Fished at the cabin yesterday and today. Three other boats today there, too. No fish, but got my downriggers set up and working. Got half a dozen crab in the crab pot so that’s for dinner. Blue huckleberry bushes are budding. Hope we don’t get another hard freeze. I don’t even remember this winter since we didn’t have one.
Blueberry Syrup
Spent a Sunday making more blueberry syrup after finishing filling the firewood bins on Saturday. The berries seem like they are breeding in the freezer. A guy can pick alot of berries with a berry rake, especially when they are plentiful. I put 49 cups of frozen berries in the big pot on the stove and it took hours for it all to thaw and nearly boil. At that point, I put the berries little by little through the blender, then put everything back into the pot. I added 11 cups of sugar and brought it back to a boil for another 15 minutes. It tasted a tad sweet to me, so I thawed out 4 more cups of berries, ran them through the blender, and added them and it was just right. Some recipes call for filtering the syrup, but I like the skins (and random hemlock needles) in the syrup. I took the syrup off the stove, and added 3 packets of liquid pectin, and brought it to a boil for 1 minute, and took it off again. I only used liquid pectin because that’s what I used for the first batch earlier in the winter and it came out good so didn’t want to switch anything. Then poured the syrup into the 2 cases of pint jars we garage saled this weekend and canned them in a hot water bath. That should do us for a year or two, depending on how much gets given away
Firewood
Finished filling up – mostly – my only empty wood shed yesterday. You can make firewood as easy or hard as you want, I guess. This was the hard way. But not a bad way. Several trees up the hill behind our house blew down years ago. Most were still sitting horizontally having blown over at the roots. So off the ground. I thought about trying to drag them down with a series of chains/straps/rope with the truck, but then thought I’d encase them in muck and then have to cut thorugh that with my saw.

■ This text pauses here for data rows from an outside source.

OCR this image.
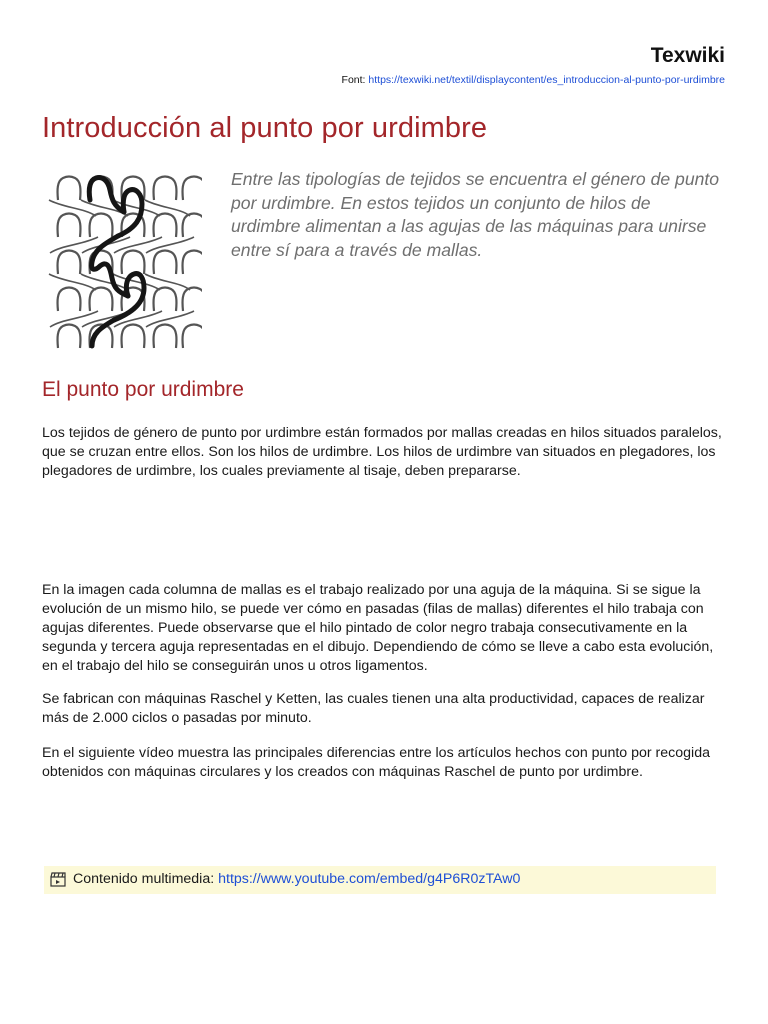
Texwiki
Font: https://texwiki.net/textil/displaycontent/es_introduccion-al-punto-por-urdimbre
Introducción al punto por urdimbre

Entre las tipologías de tejidos se encuentra el género de punto por urdimbre. En estos tejidos un conjunto de hilos de urdimbre alimentan a las agujas de las máquinas para unirse entre sí para a través de mallas.

El punto por urdimbre

Los tejidos de género de punto por urdimbre están formados por mallas creadas en hilos situados paralelos, que se cruzan entre ellos. Son los hilos de urdimbre. Los hilos de urdimbre van situados en plegadores, los plegadores de urdimbre, los cuales previamente al tisaje, deben prepararse.

En la imagen cada columna de mallas es el trabajo realizado por una aguja de la máquina. Si se sigue la evolución de un mismo hilo, se puede ver cómo en pasadas (filas de mallas) diferentes el hilo trabaja con agujas diferentes. Puede observarse que el hilo pintado de color negro trabaja consecutivamente en la segunda y tercera aguja representadas en el dibujo. Dependiendo de cómo se lleve a cabo esta evolución, en el trabajo del hilo se conseguirán unos u otros ligamentos.

Se fabrican con máquinas Raschel y Ketten, las cuales tienen una alta productividad, capaces de realizar más de 2.000 ciclos o pasadas por minuto.

En el siguiente vídeo muestra las principales diferencias entre los artículos hechos con punto por recogida obtenidos con máquinas circulares y los creados con máquinas Raschel de punto por urdimbre.

Contenido multimedia: https://www.youtube.com/embed/g4P6R0zTAw0
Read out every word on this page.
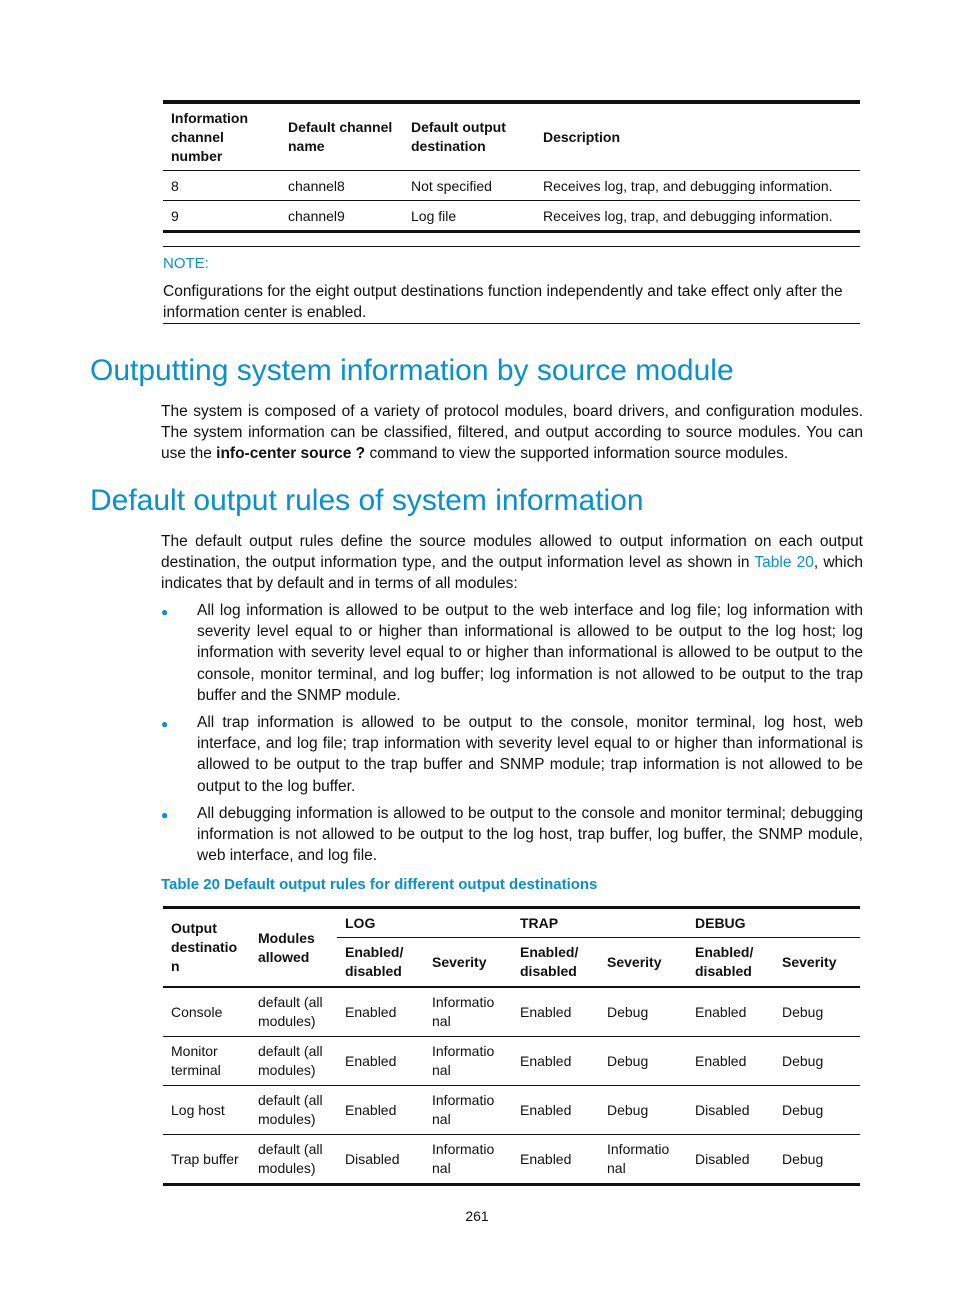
Information channel number	Default channel name	Default output destination	Description
8	channel8	Not specified	Receives log, trap, and debugging information.
9	channel9	Log file	Receives log, trap, and debugging information.
NOTE:
Configurations for the eight output destinations function independently and take effect only after the information center is enabled.
Outputting system information by source module
The system is composed of a variety of protocol modules, board drivers, and configuration modules. The system information can be classified, filtered, and output according to source modules. You can use the info-center source ? command to view the supported information source modules.
Default output rules of system information
The default output rules define the source modules allowed to output information on each output destination, the output information type, and the output information level as shown in Table 20, which indicates that by default and in terms of all modules:
● All log information is allowed to be output to the web interface and log file; log information with severity level equal to or higher than informational is allowed to be output to the log host; log information with severity level equal to or higher than informational is allowed to be output to the console, monitor terminal, and log buffer; log information is not allowed to be output to the trap buffer and the SNMP module.
● All trap information is allowed to be output to the console, monitor terminal, log host, web interface, and log file; trap information with severity level equal to or higher than informational is allowed to be output to the trap buffer and SNMP module; trap information is not allowed to be output to the log buffer.
● All debugging information is allowed to be output to the console and monitor terminal; debugging information is not allowed to be output to the log host, trap buffer, log buffer, the SNMP module, web interface, and log file.
Table 20 Default output rules for different output destinations
Output destinatio n	Modules allowed	LOG		TRAP		DEBUG	
		Enabled/ disabled	Severity	Enabled/ disabled	Severity	Enabled/ disabled	Severity
Console	default (all modules)	Enabled	Informatio nal	Enabled	Debug	Enabled	Debug
Monitor terminal	default (all modules)	Enabled	Informatio nal	Enabled	Debug	Enabled	Debug
Log host	default (all modules)	Enabled	Informatio nal	Enabled	Debug	Disabled	Debug
Trap buffer	default (all modules)	Disabled	Informatio nal	Enabled	Informatio nal	Disabled	Debug
261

So I bucked them in place, and rolled each one down the 70 yards or so to the creek, then one by one across the 3 log bridge. Then split the rounds by hand, and wheelbarrow them down the driveway another 40 yards to the woodshed. Got me in many hours total of exercise, and this was welcome in another year of little snow and poor or non-existent cross country ski opportunity that I could get to and from in an hour or two of light at lunch hour. The wood I put up this week we’ll probably use starting year after next when it will be good and dry.
Spring in Feb
While they are freezing back in the homeland in sub-zero temps in Bolivar, it was in the high 40’s here. Ron and I went to his spot to try for rock fish and halibut on Friday. I caught an octopus in the first little while after anchoring, and then nothing the rest of the day. We really missed having John Auth with us as without him, that made me the youngster so I had to pull the anchor. We had to beat into the waves back to Amalga Harbor but we just took it slow so as not to need dental work. Turns out a couple left Lena Pt to go to Shelter Island – basically the closest point you could launch from Juneau to get to Shelter – on Friday, too, and something happened. Not sure what, but they both perished. One found ashore at Horse Is and the other on Admiralty near Horse. So sad. Sara made crab cakes, coleslaw and sweet potato and russet potato fries for Valentines Day. Wow. Was that good. I finished the shower work this week, too, so love all around.
Pinewood derby
Took Samuel to a local university workshop to work on his pinewood derby. I took a bunch of hand tools – coping, hack and wood saw, files, etc.- to do the work. When we got there, the kids were lining up for the band saw. They’d draw their car on the block, and the shop supervisor would cut it for them. Samuel wanted to do that at first, but I got him to use the hand tools. He drew a car on the block from another’s pattern. His first cuts were crooked, but as the first hour turned into a second, he gained confidence with the tools. He got a rough cut out of the wood block, then went back to straighten out his cuts after seeing how the coping saw could make bending cuts in the soft wood. I was going to put the final touches on with the belt sander but saw he was getting it with a rasp. We stopped on the way home at the hardware store and he picked out some paint. He put two coats on it, putting away most of a pizza in between coats. Later, I watched the Bengals choke away a sure victory over the Steelers – for no other reason that having too many millionaire punks on one team. I feel bad for their coach.
Locals
A guy stopped by my office today after reading my trapping article in the paper here. He grew up in Arkport, and wanted to say hello and said he’d love to go trapping some time. Got me to thinking about the ruralness of NY again. Although not thought of by many as a rural state, NY state is 2nd in maple syrup production, 2nd in apple production, 3rd in grape production, 3rd in milk production, and 4th in cheese production of the US states. The whitetail deer harvest is about 240,000 in recent years. In 2014, 239 deer were taken in my little hometown of Bolivar.